MADRID | 31 de marzo de 2026
El ejercicio de solidaridad reflejado en la casilla 106 de la declaración de la renta (la denominada «X Solidaria») ha vuelto a demostrar su valor transformador. Durante el pasado año 2025, la Federación Nacional ASPAYM logró alcanzar a un total de 1.046 beneficiarios directos a través de sus programas de ámbito estatal. Estas iniciativas, financiadas por el Ministerio de Derechos Sociales, Consumo y Agenda 2030, han permitido abordar la discapacidad desde un enfoque integral: desde la salud física y mental hasta el empoderamiento digital y la defensa de derechos.
Un enfoque de género y salud: La Escuela de Pacientes
Uno de los pilares del año fue la Escuela de Pacientes, liderada por ASPAYM Catalunya. Este programa puso el foco en las necesidades sociosanitarias específicas de las mujeres con lesión medular. No solo se ofrecieron talleres sobre sexualidad y reproducción asistida, sino que se realizó una labor crucial de prevención de la violencia de género. En total, 17 mujeres fueron capacitadas como «formadoras de formadoras», extendiendo el conocimiento a más de 130 personas de la red asociativa.
Derechos y protección ciudadana
Bajo el lema «Conociendo mis derechos y recursos», ASPAYM desarrolló un ciclo de sesiones virtuales que sirvió de guía para 359 personas. El programa no solo instruyó sobre accesibilidad y prestaciones legales, sino que humanizó la burocracia mediante testimonios reales. Este intercambio de experiencias permitió que tanto las personas con discapacidad como sus familias fortalecieran sus mecanismos de protección ante situaciones de vulnerabilidad.
Innovación y empleo en la era digital
La empleabilidad también ocupó un lugar central gracias al Ecosistema Formativo Virtual, una iniciativa de la Fundación ASPAYM Castilla y León. Un total de 45 personas se especializaron en áreas de alta demanda como el análisis de Big Data, economía medioambiental y comunicación digital. Esta formación técnica se complementó con módulos de resiliencia, dotando a los participantes de herramientas emocionales para afrontar el mercado laboral actual.
Por otro lado, la profesionalización del sector se vio reforzada con el programa ASPAYM 360º. 73 usuarios directos se beneficiaron de estrategias de fortalecimiento asociativo, incluyendo la obtención del sello «Dona con Confianza» y la mejora en la captación de fondos, asegurando que las entidades locales sean más transparentes y eficientes.
Salud física y el apoyo a los cuidados
La rehabilitación no quedó atrás. Unos 140 profesionales de fisioterapia de diversas sedes actualizaron sus conocimientos en técnicas respiratorias y manejo de la espasticidad, garantizando que los socios reciban tratamientos de vanguardia.

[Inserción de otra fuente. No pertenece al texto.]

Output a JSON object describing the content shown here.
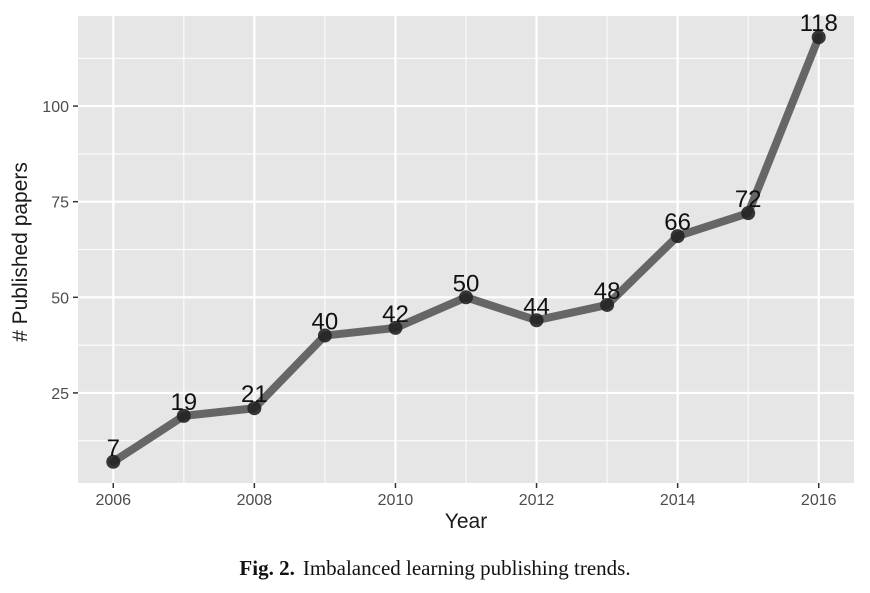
{
  "chart_data": {
    "type": "line",
    "x": [
      2006,
      2007,
      2008,
      2009,
      2010,
      2011,
      2012,
      2013,
      2014,
      2015,
      2016
    ],
    "series": [
      {
        "values": [
          7,
          19,
          21,
          40,
          42,
          50,
          44,
          48,
          66,
          72,
          118
        ]
      }
    ],
    "data_labels": [
      "7",
      "19",
      "21",
      "40",
      "42",
      "50",
      "44",
      "48",
      "66",
      "72",
      "118"
    ],
    "xlabel": "Year",
    "ylabel": "# Published papers",
    "x_ticks": [
      "2006",
      "2008",
      "2010",
      "2012",
      "2014",
      "2016"
    ],
    "y_ticks": [
      "25",
      "50",
      "75",
      "100"
    ],
    "x_tick_values": [
      2006,
      2008,
      2010,
      2012,
      2014,
      2016
    ],
    "y_tick_values": [
      25,
      50,
      75,
      100
    ],
    "xlim": [
      2005.5,
      2016.5
    ],
    "ylim": [
      1.45,
      123.55
    ],
    "grid": true,
    "colors": {
      "panel": "#e6e6e6",
      "grid": "#ffffff",
      "line": "#666666",
      "point": "#222222"
    }
  },
  "caption": {
    "label": "Fig. 2.",
    "text": "Imbalanced learning publishing trends."
  }
}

Asimismo, el programa Cuida-Te 2.0 reconoció la figura indispensable del cuidador. 117 personas cuidadoras, tanto profesionales como familiares, recibieron formación en estrategias de autocuidado, un factor determinante para evitar el agotamiento y mejorar, por extensión, la atención que reciben las personas con gran discapacidad.

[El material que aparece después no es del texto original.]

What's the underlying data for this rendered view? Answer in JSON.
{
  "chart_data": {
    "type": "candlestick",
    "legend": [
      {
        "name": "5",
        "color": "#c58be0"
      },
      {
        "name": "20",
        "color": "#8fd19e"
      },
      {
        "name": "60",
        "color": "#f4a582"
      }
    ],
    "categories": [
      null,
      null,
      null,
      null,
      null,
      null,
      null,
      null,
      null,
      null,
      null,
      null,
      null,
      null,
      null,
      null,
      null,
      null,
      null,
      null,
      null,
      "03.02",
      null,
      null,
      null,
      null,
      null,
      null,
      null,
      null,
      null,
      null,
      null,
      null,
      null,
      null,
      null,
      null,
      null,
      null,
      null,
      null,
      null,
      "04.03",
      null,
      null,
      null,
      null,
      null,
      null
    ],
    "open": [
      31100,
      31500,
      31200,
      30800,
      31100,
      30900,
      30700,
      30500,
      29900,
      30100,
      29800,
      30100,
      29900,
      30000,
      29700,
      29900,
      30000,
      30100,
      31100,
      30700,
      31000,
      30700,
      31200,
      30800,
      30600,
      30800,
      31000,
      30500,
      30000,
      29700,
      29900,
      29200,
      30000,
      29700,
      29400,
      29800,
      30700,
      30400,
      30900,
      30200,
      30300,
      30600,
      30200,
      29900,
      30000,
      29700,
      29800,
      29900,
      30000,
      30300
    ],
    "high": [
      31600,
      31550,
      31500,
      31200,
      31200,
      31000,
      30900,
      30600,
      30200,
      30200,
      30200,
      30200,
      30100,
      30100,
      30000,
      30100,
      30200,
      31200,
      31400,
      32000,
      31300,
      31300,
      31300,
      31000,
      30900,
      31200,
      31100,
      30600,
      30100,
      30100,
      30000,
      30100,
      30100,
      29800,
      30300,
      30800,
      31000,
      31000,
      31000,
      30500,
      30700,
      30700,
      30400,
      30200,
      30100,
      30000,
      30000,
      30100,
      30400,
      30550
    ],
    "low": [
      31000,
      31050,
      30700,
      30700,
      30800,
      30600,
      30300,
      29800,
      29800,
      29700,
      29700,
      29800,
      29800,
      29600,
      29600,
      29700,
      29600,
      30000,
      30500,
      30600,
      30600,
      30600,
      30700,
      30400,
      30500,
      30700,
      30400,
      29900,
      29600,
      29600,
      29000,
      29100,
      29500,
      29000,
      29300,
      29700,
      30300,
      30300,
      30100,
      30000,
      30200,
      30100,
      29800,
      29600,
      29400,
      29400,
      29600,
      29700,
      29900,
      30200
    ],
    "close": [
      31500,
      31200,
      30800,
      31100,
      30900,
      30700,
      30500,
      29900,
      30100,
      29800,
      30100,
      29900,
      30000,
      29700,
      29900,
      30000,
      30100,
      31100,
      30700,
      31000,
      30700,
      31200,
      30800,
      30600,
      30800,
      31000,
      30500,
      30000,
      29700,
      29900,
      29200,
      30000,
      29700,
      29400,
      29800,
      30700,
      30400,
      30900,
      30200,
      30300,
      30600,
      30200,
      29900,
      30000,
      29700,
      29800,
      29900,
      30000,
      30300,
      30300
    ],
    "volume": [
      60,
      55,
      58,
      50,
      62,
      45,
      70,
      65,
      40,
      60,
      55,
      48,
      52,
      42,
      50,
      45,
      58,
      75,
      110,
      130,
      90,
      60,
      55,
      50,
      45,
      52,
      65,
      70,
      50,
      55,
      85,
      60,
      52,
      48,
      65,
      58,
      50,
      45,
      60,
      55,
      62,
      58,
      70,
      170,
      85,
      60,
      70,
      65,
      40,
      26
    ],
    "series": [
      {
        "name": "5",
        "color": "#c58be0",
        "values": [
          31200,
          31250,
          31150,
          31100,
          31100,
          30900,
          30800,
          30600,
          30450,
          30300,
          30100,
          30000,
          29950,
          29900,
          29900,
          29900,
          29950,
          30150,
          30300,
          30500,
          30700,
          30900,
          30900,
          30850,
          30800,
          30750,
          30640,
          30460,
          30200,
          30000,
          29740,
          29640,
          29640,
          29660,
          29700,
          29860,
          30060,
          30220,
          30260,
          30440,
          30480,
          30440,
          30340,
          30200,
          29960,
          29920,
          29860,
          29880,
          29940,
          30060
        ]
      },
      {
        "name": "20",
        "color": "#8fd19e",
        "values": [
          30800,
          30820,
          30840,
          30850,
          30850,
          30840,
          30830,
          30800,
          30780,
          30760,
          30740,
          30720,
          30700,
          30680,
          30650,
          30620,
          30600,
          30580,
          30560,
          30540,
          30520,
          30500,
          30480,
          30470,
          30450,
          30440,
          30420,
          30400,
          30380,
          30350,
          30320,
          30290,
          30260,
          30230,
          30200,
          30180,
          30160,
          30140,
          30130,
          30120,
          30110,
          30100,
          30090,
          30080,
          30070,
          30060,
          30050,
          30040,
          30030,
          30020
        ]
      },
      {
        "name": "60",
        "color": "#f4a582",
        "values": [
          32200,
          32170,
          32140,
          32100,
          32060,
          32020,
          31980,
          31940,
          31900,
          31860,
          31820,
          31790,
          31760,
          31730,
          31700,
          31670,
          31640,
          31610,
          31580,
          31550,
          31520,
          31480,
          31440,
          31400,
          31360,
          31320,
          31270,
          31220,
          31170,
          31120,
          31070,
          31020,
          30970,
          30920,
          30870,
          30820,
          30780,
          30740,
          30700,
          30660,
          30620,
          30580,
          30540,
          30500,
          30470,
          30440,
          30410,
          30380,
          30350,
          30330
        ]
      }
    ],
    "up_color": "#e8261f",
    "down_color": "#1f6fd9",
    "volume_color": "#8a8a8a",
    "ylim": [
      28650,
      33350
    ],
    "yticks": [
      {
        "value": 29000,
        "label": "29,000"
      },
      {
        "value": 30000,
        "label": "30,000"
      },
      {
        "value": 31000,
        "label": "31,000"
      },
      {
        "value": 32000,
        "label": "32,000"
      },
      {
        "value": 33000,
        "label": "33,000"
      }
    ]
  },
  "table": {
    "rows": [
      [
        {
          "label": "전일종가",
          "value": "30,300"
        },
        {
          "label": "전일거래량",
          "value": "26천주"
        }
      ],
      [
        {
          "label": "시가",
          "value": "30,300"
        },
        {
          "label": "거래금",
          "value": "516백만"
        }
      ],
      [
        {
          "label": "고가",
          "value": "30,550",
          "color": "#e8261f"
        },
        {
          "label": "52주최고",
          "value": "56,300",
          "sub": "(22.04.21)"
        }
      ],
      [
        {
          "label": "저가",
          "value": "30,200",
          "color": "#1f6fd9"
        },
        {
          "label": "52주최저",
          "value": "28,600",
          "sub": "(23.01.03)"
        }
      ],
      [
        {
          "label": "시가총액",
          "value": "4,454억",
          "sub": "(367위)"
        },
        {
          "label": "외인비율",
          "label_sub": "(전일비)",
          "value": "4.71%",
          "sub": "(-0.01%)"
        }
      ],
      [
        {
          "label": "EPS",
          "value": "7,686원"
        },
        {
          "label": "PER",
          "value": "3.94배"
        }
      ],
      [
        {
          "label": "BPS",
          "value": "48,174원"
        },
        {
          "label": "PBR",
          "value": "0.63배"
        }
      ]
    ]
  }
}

Una red de impacto nacional
El éxito de estos programas reside en la capilaridad de la Federación. Entidades de Asturias, Andalucía, Madrid, Comunidad Valenciana, Castilla y León, entre otras, trabajaron de forma coordinada. Además, la colaboración con instituciones de referencia como el Hospital Nacional de Parapléjicos de Toledo y la Fundación ONCE consolidó la solidez técnica de cada intervención.
En definitiva, los datos de 2025 confirman que la «X Solidaria» no es solo un gesto administrativo, sino una inversión directa en la vida independiente y la dignidad de miles de ciudadanos.